I knew Days of Rage was interesting before I saw it, because Levenson’s counter-revolutionary satire earned him a stern rebuke from the New York Times, which complained that the play’s “young radicals who believe themselves to be fighting injustice are shown to be fools — and worse,” that it “seems to suggest that the entire antiwar movement, or at least its radical fringe, was an adolescent tantrum,” and that its Viet Cong–worshiping activists should be given credit for being “the ones who were willing to reopen the question of how America should function” before concluding that if such radicals were delusional they were a lot like President Trump. (“Foolish they may have been: paranoid, grandiose and rigid in their thinking. But who does that sound like today?”) A play that somehow managed to equate young Maoists with Trump would have been more to the Times’ taste.

It must be especially irritating to the latte leftists in the Times community that the revolutionaries in the play speak with horror of how the mission to smash capitalism has been sabotaged by the white working class, which seems to like its toasters and Buicks, and that the only reasonable person in the play is a black man who insists that neither he nor his brother, who voluntarily enlisted in the army out of a sense of duty, is oppressed by the American system. Of racism, he says, “I had no idea it was even a problem before I talked to” the radicals. When Jenny, self-flagellating, pleads to him that she is guilty of racism like everyone else, he drily replies, “Great!” Told that his brother is “a black man being used by the white man to kill the yellow man,” he says, “I’ll let him know.”

Crucially, Hal’s dismissal of the collective’s batty plan to save the world with “activism” is a product of his stable personality, which in turn is tied up with a secure family structure: In his early twenties, he still lives with his parents, but the other four all suffered devastating ruptures with their parents.

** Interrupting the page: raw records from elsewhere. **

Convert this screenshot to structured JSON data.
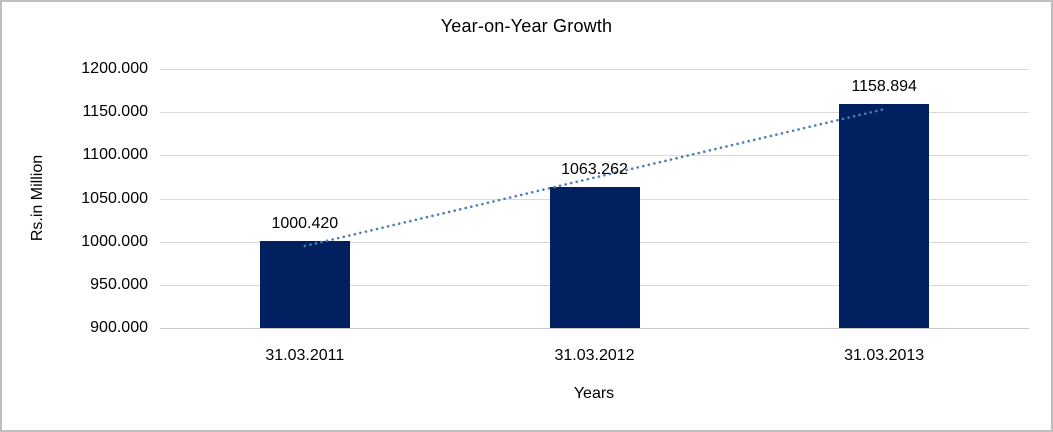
{
  "chart_data": {
    "type": "bar",
    "title": "Year-on-Year Growth",
    "xlabel": "Years",
    "ylabel": "Rs.in Million",
    "categories": [
      "31.03.2011",
      "31.03.2012",
      "31.03.2013"
    ],
    "values": [
      1000.42,
      1063.262,
      1158.894
    ],
    "data_labels": [
      "1000.420",
      "1063.262",
      "1158.894"
    ],
    "y_ticks": [
      {
        "label": "1200.000",
        "value": 1200
      },
      {
        "label": "1150.000",
        "value": 1150
      },
      {
        "label": "1100.000",
        "value": 1100
      },
      {
        "label": "1050.000",
        "value": 1050
      },
      {
        "label": "1000.000",
        "value": 1000
      },
      {
        "label": "950.000",
        "value": 950
      },
      {
        "label": "900.000",
        "value": 900
      }
    ],
    "ylim": [
      900,
      1200
    ],
    "grid": true,
    "legend_position": "none",
    "trendline": {
      "type": "linear",
      "style": "dotted"
    },
    "colors": {
      "bar": "#002060",
      "trendline": "#4a7ebb",
      "gridline": "#d9d9d9",
      "axis_line": "#c9c9c9",
      "text": "#000000",
      "border": "#bfbfbf",
      "background": "#ffffff"
    }
  }
}
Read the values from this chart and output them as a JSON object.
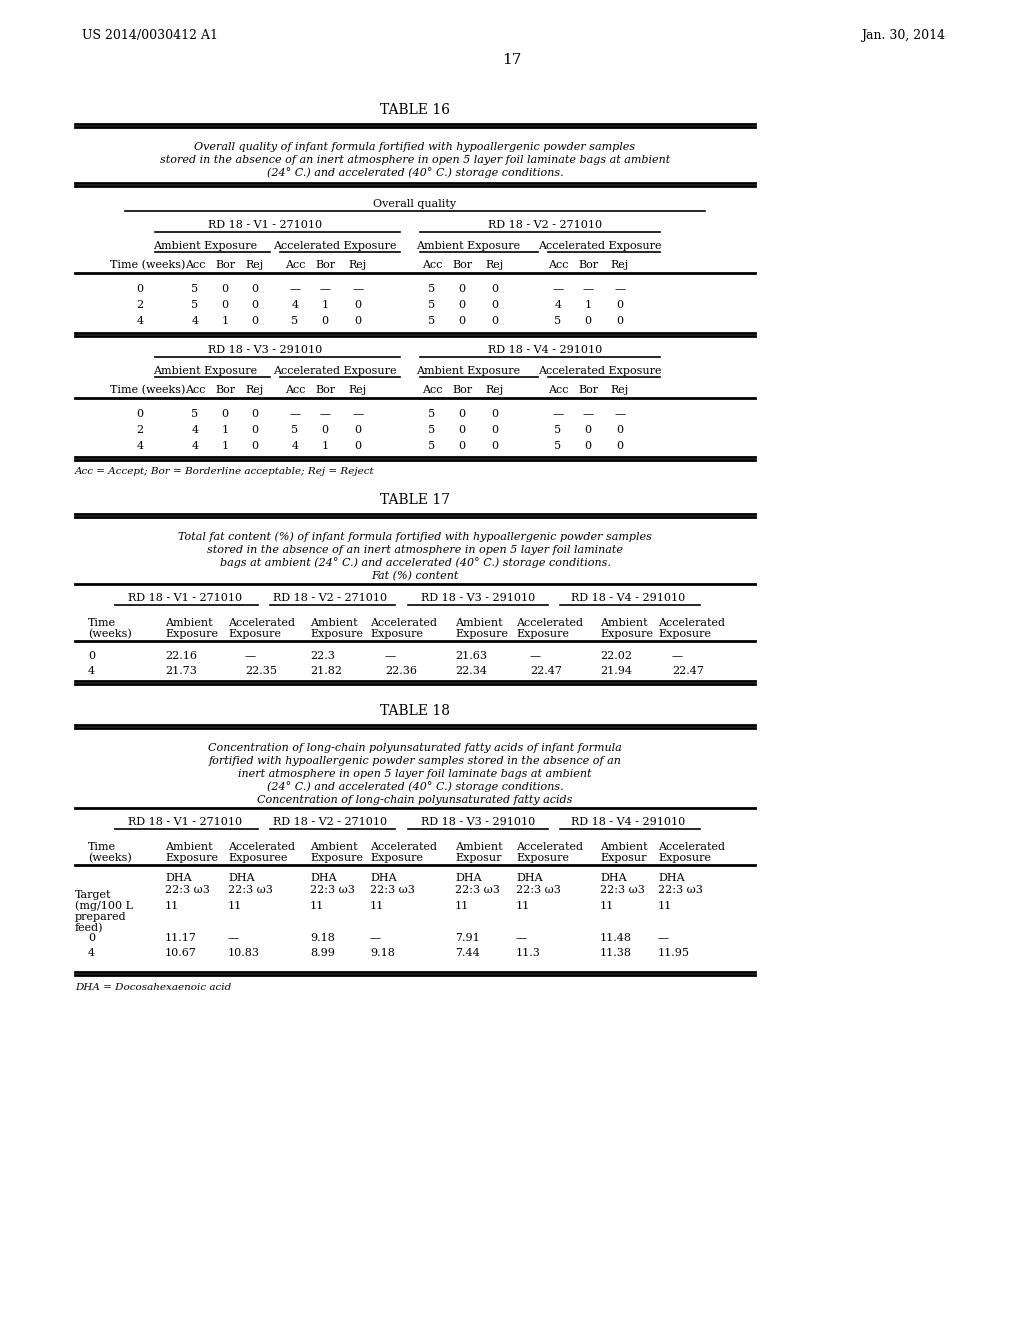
{
  "background_color": "#ffffff",
  "page_number": "17",
  "header_left": "US 2014/0030412 A1",
  "header_right": "Jan. 30, 2014",
  "table16_title": "TABLE 16",
  "table16_caption_lines": [
    "Overall quality of infant formula fortified with hypoallergenic powder samples",
    "stored in the absence of an inert atmosphere in open 5 layer foil laminate bags at ambient",
    "(24° C.) and accelerated (40° C.) storage conditions."
  ],
  "table16_subheader": "Overall quality",
  "table16_group1": "RD 18 - V1 - 271010",
  "table16_group2": "RD 18 - V2 - 271010",
  "table16_group3": "RD 18 - V3 - 291010",
  "table16_group4": "RD 18 - V4 - 291010",
  "table16_exposure1": "Ambient Exposure",
  "table16_exposure2": "Accelerated Exposure",
  "table16_data_top": [
    [
      "0",
      "5",
      "0",
      "0",
      "—",
      "—",
      "—",
      "5",
      "0",
      "0",
      "—",
      "—",
      "—"
    ],
    [
      "2",
      "5",
      "0",
      "0",
      "4",
      "1",
      "0",
      "5",
      "0",
      "0",
      "4",
      "1",
      "0"
    ],
    [
      "4",
      "4",
      "1",
      "0",
      "5",
      "0",
      "0",
      "5",
      "0",
      "0",
      "5",
      "0",
      "0"
    ]
  ],
  "table16_data_bot": [
    [
      "0",
      "5",
      "0",
      "0",
      "—",
      "—",
      "—",
      "5",
      "0",
      "0",
      "—",
      "—",
      "—"
    ],
    [
      "2",
      "4",
      "1",
      "0",
      "5",
      "0",
      "0",
      "5",
      "0",
      "0",
      "5",
      "0",
      "0"
    ],
    [
      "4",
      "4",
      "1",
      "0",
      "4",
      "1",
      "0",
      "5",
      "0",
      "0",
      "5",
      "0",
      "0"
    ]
  ],
  "table16_footnote": "Acc = Accept; Bor = Borderline acceptable; Rej = Reject",
  "table17_title": "TABLE 17",
  "table17_caption_lines": [
    "Total fat content (%) of infant formula fortified with hypoallergenic powder samples",
    "stored in the absence of an inert atmosphere in open 5 layer foil laminate",
    "bags at ambient (24° C.) and accelerated (40° C.) storage conditions.",
    "Fat (%) content"
  ],
  "table17_group1": "RD 18 - V1 - 271010",
  "table17_group2": "RD 18 - V2 - 271010",
  "table17_group3": "RD 18 - V3 - 291010",
  "table17_group4": "RD 18 - V4 - 291010",
  "table17_data": [
    [
      "0",
      "22.16",
      "—",
      "22.3",
      "—",
      "21.63",
      "—",
      "22.02",
      "—"
    ],
    [
      "4",
      "21.73",
      "22.35",
      "21.82",
      "22.36",
      "22.34",
      "22.47",
      "21.94",
      "22.47"
    ]
  ],
  "table18_title": "TABLE 18",
  "table18_caption_lines": [
    "Concentration of long-chain polyunsaturated fatty acids of infant formula",
    "fortified with hypoallergenic powder samples stored in the absence of an",
    "inert atmosphere in open 5 layer foil laminate bags at ambient",
    "(24° C.) and accelerated (40° C.) storage conditions.",
    "Concentration of long-chain polyunsaturated fatty acids"
  ],
  "table18_group1": "RD 18 - V1 - 271010",
  "table18_group2": "RD 18 - V2 - 271010",
  "table18_group3": "RD 18 - V3 - 291010",
  "table18_group4": "RD 18 - V4 - 291010",
  "table18_target_val": "11",
  "table18_data": [
    [
      "0",
      "11.17",
      "—",
      "9.18",
      "—",
      "7.91",
      "—",
      "11.48",
      "—"
    ],
    [
      "4",
      "10.67",
      "10.83",
      "8.99",
      "9.18",
      "7.44",
      "11.3",
      "11.38",
      "11.95"
    ]
  ],
  "table18_footnote": "DHA = Docosahexaenoic acid"
}
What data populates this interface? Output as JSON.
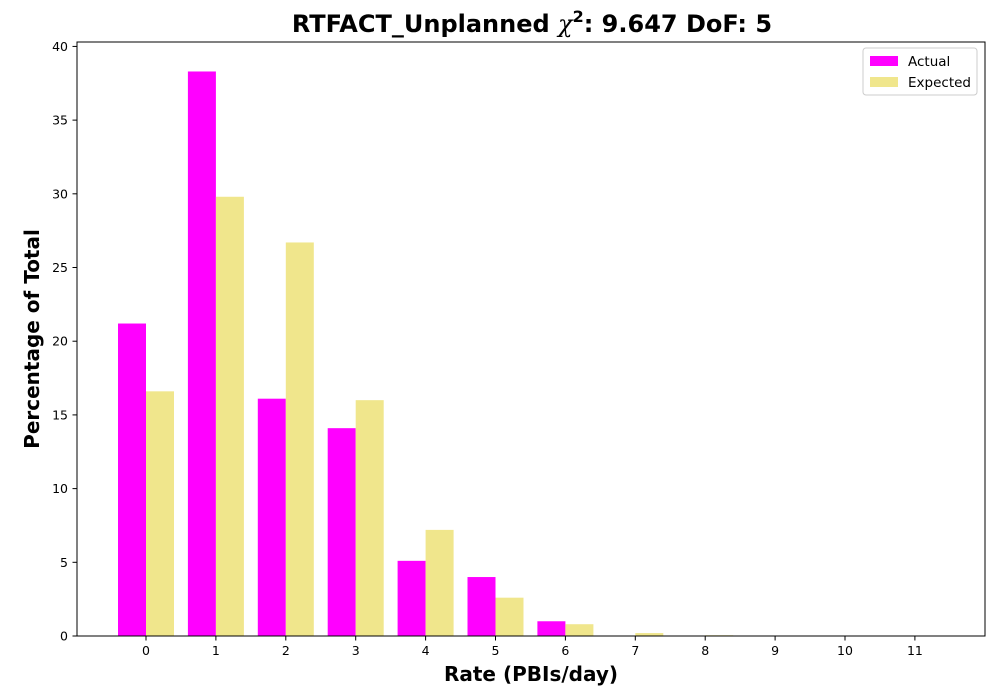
{
  "chart_data": {
    "type": "bar",
    "title": {
      "prefix": "RTFACT_Unplanned ",
      "chi_symbol": "χ",
      "chi_exponent": "2",
      "suffix": ": 9.647 DoF: 5"
    },
    "xlabel": "Rate (PBIs/day)",
    "ylabel": "Percentage of Total",
    "categories": [
      "0",
      "1",
      "2",
      "3",
      "4",
      "5",
      "6",
      "7",
      "8",
      "9",
      "10",
      "11"
    ],
    "ylim": [
      0,
      40.3
    ],
    "yticks": [
      "0",
      "5",
      "10",
      "15",
      "20",
      "25",
      "30",
      "35",
      "40"
    ],
    "legend_position": "top-right",
    "series": [
      {
        "name": "Actual",
        "color": "#ff00ff",
        "values": [
          21.2,
          38.3,
          16.1,
          14.1,
          5.1,
          4.0,
          1.0,
          0,
          0,
          0,
          0,
          0
        ]
      },
      {
        "name": "Expected",
        "color": "#f0e68c",
        "values": [
          16.6,
          29.8,
          26.7,
          16.0,
          7.2,
          2.6,
          0.8,
          0.2,
          0.05,
          0,
          0,
          0
        ]
      }
    ]
  }
}
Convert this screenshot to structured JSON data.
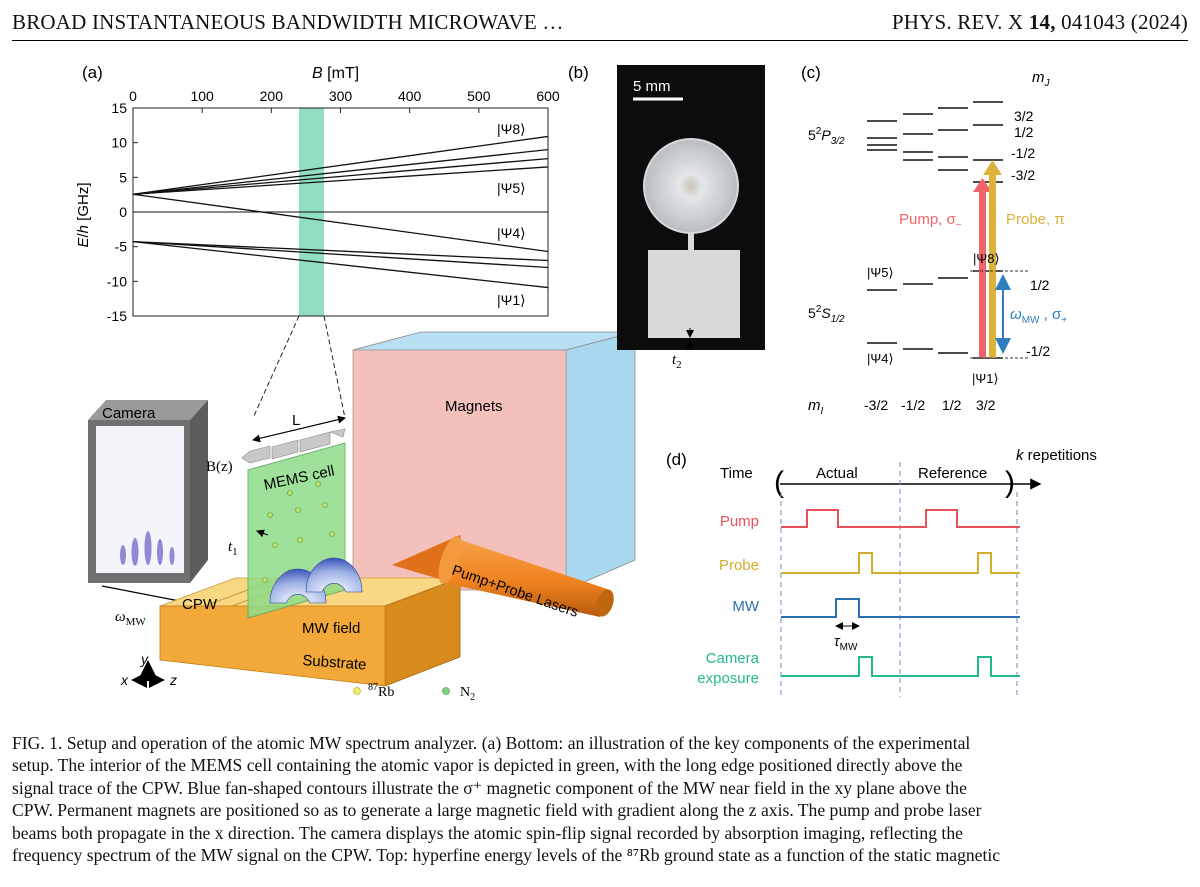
{
  "header": {
    "left": "BROAD INSTANTANEOUS BANDWIDTH MICROWAVE …",
    "right_journal": "PHYS. REV. X ",
    "right_volume": "14,",
    "right_rest": " 041043 (2024)"
  },
  "panel_a": {
    "label": "(a)",
    "chart_data": {
      "type": "line",
      "xlabel": "B [mT]",
      "ylabel": "E/h [GHz]",
      "xlim": [
        0,
        600
      ],
      "ylim": [
        -15,
        15
      ],
      "xticks": [
        "0",
        "100",
        "200",
        "300",
        "400",
        "500",
        "600"
      ],
      "yticks": [
        "15",
        "10",
        "5",
        "0",
        "-5",
        "-10",
        "-15"
      ],
      "highlight_band_mT": [
        245,
        280
      ],
      "series": [
        {
          "name": "|Ψ8⟩",
          "x": [
            0,
            600
          ],
          "y": [
            2.56,
            10.9
          ]
        },
        {
          "name": "",
          "x": [
            0,
            600
          ],
          "y": [
            2.56,
            9.0
          ]
        },
        {
          "name": "",
          "x": [
            0,
            600
          ],
          "y": [
            2.56,
            7.7
          ]
        },
        {
          "name": "|Ψ5⟩",
          "x": [
            0,
            600
          ],
          "y": [
            2.56,
            6.5
          ]
        },
        {
          "name": "|Ψ4⟩",
          "x": [
            0,
            600
          ],
          "y": [
            2.56,
            -5.7
          ]
        },
        {
          "name": "",
          "x": [
            0,
            600
          ],
          "y": [
            -4.27,
            -7.0
          ]
        },
        {
          "name": "",
          "x": [
            0,
            600
          ],
          "y": [
            -4.27,
            -8.0
          ]
        },
        {
          "name": "|Ψ1⟩",
          "x": [
            0,
            600
          ],
          "y": [
            -4.27,
            -10.9
          ]
        }
      ],
      "state_labels": [
        "|Ψ8⟩",
        "|Ψ5⟩",
        "|Ψ4⟩",
        "|Ψ1⟩"
      ]
    },
    "illustration": {
      "camera": "Camera",
      "omega": "ω",
      "omega_sub": "MW",
      "L": "L",
      "Bz": "B(z)",
      "mems": "MEMS cell",
      "t1": "t",
      "t1_sub": "1",
      "magnets": "Magnets",
      "cpw": "CPW",
      "mw_field": "MW field",
      "lasers": "Pump+Probe Lasers",
      "substrate": "Substrate",
      "axis_x": "x",
      "axis_y": "y",
      "axis_z": "z",
      "legend_rb": "87",
      "legend_rb_text": "Rb",
      "legend_n2": "N",
      "legend_n2_sub": "2",
      "colors": {
        "cell": "#8fdc8a",
        "magnet": "#f4c0bb",
        "magnet_side": "#b8dff4",
        "substrate": "#f2a93a",
        "cpw": "#f7d98c"
      }
    }
  },
  "panel_b": {
    "label": "(b)",
    "scale": "5 mm",
    "t2": "t",
    "t2_sub": "2"
  },
  "panel_c": {
    "label": "(c)",
    "mJ": "m",
    "mJ_sub": "J",
    "mJ_values": [
      "3/2",
      "1/2",
      "-1/2",
      "-3/2"
    ],
    "P_level": "5",
    "P_sup": "2",
    "P_name": "P",
    "P_sub": "3/2",
    "S_level": "5",
    "S_sup": "2",
    "S_name": "S",
    "S_sub": "1/2",
    "mS_values": [
      "1/2",
      "-1/2"
    ],
    "pump": "Pump, σ",
    "pump_sub": "−",
    "probe": "Probe, π",
    "mw": "ω",
    "mw_sub": "MW",
    "mw_tail": " , σ",
    "mw_tail_sub": "+",
    "psi8": "|Ψ8⟩",
    "psi5": "|Ψ5⟩",
    "psi4": "|Ψ4⟩",
    "psi1": "|Ψ1⟩",
    "mI": "m",
    "mI_sub": "I",
    "mI_values": [
      "-3/2",
      "-1/2",
      "1/2",
      "3/2"
    ],
    "colors": {
      "pump": "#f0636b",
      "probe": "#dcb23a",
      "mw": "#2f7ec0"
    }
  },
  "panel_d": {
    "label": "(d)",
    "time": "Time",
    "actual": "Actual",
    "reference": "Reference",
    "repetitions_k": "k",
    "repetitions": " repetitions",
    "rows": [
      "Pump",
      "Probe",
      "MW",
      "Camera",
      "exposure"
    ],
    "tau": "τ",
    "tau_sub": "MW",
    "colors": {
      "pump": "#e8515a",
      "probe": "#d4ad2e",
      "mw": "#2b6fb0",
      "camera": "#25b88f"
    }
  },
  "caption": {
    "lines": [
      "FIG. 1.    Setup and operation of the atomic MW spectrum analyzer. (a) Bottom: an illustration of the key components of the experimental",
      "setup. The interior of the MEMS cell containing the atomic vapor is depicted in green, with the long edge positioned directly above the",
      "signal trace of the CPW. Blue fan-shaped contours illustrate the σ⁺ magnetic component of the MW near field in the xy plane above the",
      "CPW. Permanent magnets are positioned so as to generate a large magnetic field with gradient along the z axis. The pump and probe laser",
      "beams both propagate in the x direction. The camera displays the atomic spin-flip signal recorded by absorption imaging, reflecting the",
      "frequency spectrum of the MW signal on the CPW. Top: hyperfine energy levels of the ⁸⁷Rb ground state as a function of the static magnetic"
    ]
  }
}
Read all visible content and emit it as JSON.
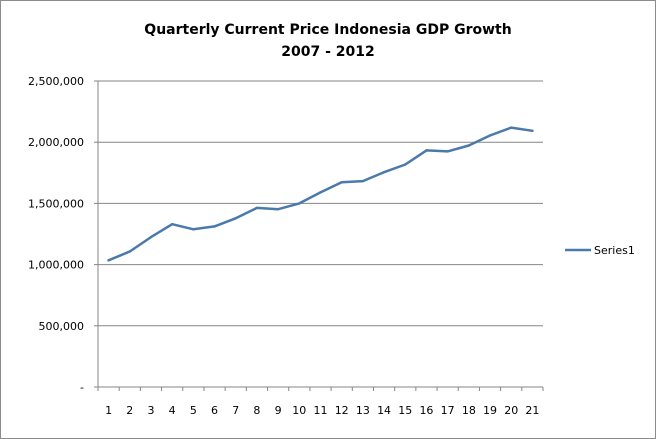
{
  "chart_data": {
    "type": "line",
    "title_line1": "Quarterly Current Price Indonesia GDP Growth",
    "title_line2": "2007 - 2012",
    "xlabel": "",
    "ylabel": "",
    "categories": [
      "1",
      "2",
      "3",
      "4",
      "5",
      "6",
      "7",
      "8",
      "9",
      "10",
      "11",
      "12",
      "13",
      "14",
      "15",
      "16",
      "17",
      "18",
      "19",
      "20",
      "21"
    ],
    "ylim": [
      0,
      2500000
    ],
    "y_ticks": [
      {
        "value": 0,
        "label": "-"
      },
      {
        "value": 500000,
        "label": "500,000"
      },
      {
        "value": 1000000,
        "label": "1,000,000"
      },
      {
        "value": 1500000,
        "label": "1,500,000"
      },
      {
        "value": 2000000,
        "label": "2,000,000"
      },
      {
        "value": 2500000,
        "label": "2,500,000"
      }
    ],
    "grid": "horizontal",
    "legend_position": "right",
    "series": [
      {
        "name": "Series1",
        "color": "#4a7aab",
        "values": [
          1035000,
          1107000,
          1225000,
          1330000,
          1288000,
          1312000,
          1378000,
          1463000,
          1453000,
          1500000,
          1590000,
          1672000,
          1682000,
          1755000,
          1818000,
          1933000,
          1925000,
          1973000,
          2055000,
          2119000,
          2093000
        ]
      }
    ]
  }
}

Like many a revolutionary before them, they were empty vessels who filled themselves with absurd, inchoate disgust with how things work. As Hal is the only character who ever cracks a joke, the others accuse him of not taking things seriously. “I’d say it’s the opposite,” he replies. Those five words lay bare the essential nature of the bourgeois-bolshie mentality: It’s so disconnected from reality as to be farcical.